Kann ich selbst etwas tun?
Na klar! Lifestyle ist ein wichtiges Tool, wenn wir über Parodontitis reden. Übergewicht und Diabetes Typ 2 gilt es zu verhindern. Stress über lange Zeit schwächt die Immunabwehr. Rauchen verschlechtert Parodontitis massiv. Und Alkohol? Ich halte mich seit meiner Brustkrebserkrankung an den Ratschlag des Onkologen: Nicht übertreiben, qualitativ hochwertig bleiben! In diesem Sinne: rutschen Sie fröhlich in ein gesundes, neues Jahr!
Weitere Informationen über die Zahnärtzin Dr.
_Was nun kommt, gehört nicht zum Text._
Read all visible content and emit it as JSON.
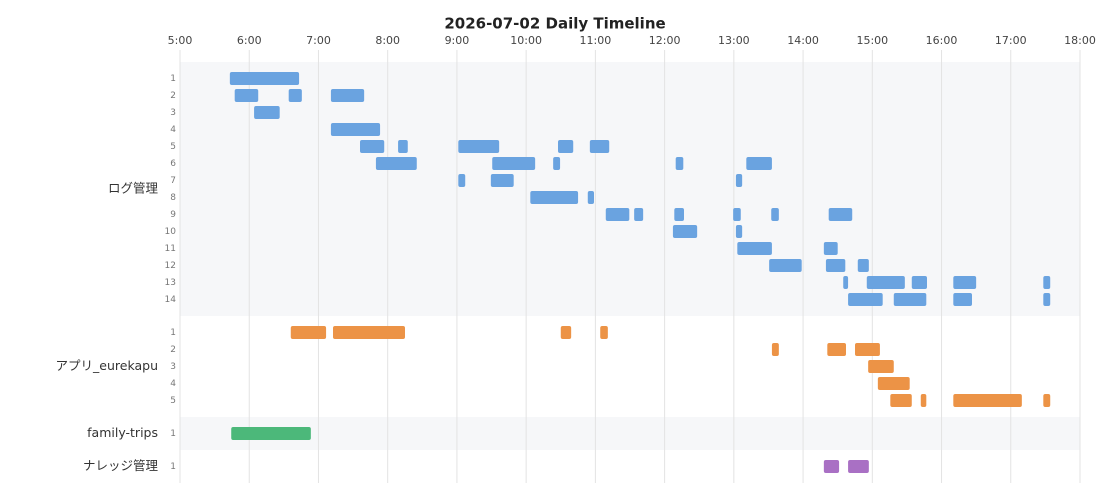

Kristin Arp finden Sie auf LinkedIn und Instagram!
5 Risikofaktoren Für Herz-KreislaufErkrankungen
BLUTHOCHDRUCK (HYPERTONIE)
Ein anhaltend hoher Blutdruck belastet das Herz und die Gefäße, was zu Schäden und Herz-Kreislauf-Erkrankungen führen kann.
RAUCHEN
Tabakkonsum schädigt die Blutgefäße, erhöht das Risiko von Arteriosklerose (Gefäßverengung) und kann zu Herzinfarkt oder Schlaganfall führen.
HOHE CHOLESTERINWERTE
Ein hoher Anteil an LDLCholesterin (“schlechtes” Cholesterin) fördert die Bildung von Plaques in den Arterien, was das Risiko für Herzinfarkt und Schlaganfall erhöht.
DIABETES MELLITUS
Ein schlecht eingestellter Blutzuckerspiegel kann die Blutgefäße schädigen und das Risiko von Herz-KreislaufErkrankungen erheblich steigern.
ÜBERGEWICHT UND BEWEGUNGSMANGEL
Übergewicht, insbesondere viszerales Fett, ist oft mit Bluthochdruck, hohen Cholesterinwerten und Insulinresistenz verbunden, was das Herz-Kreislauf-Risiko erhöht. Bewegungsmangel verschärft diese Probleme.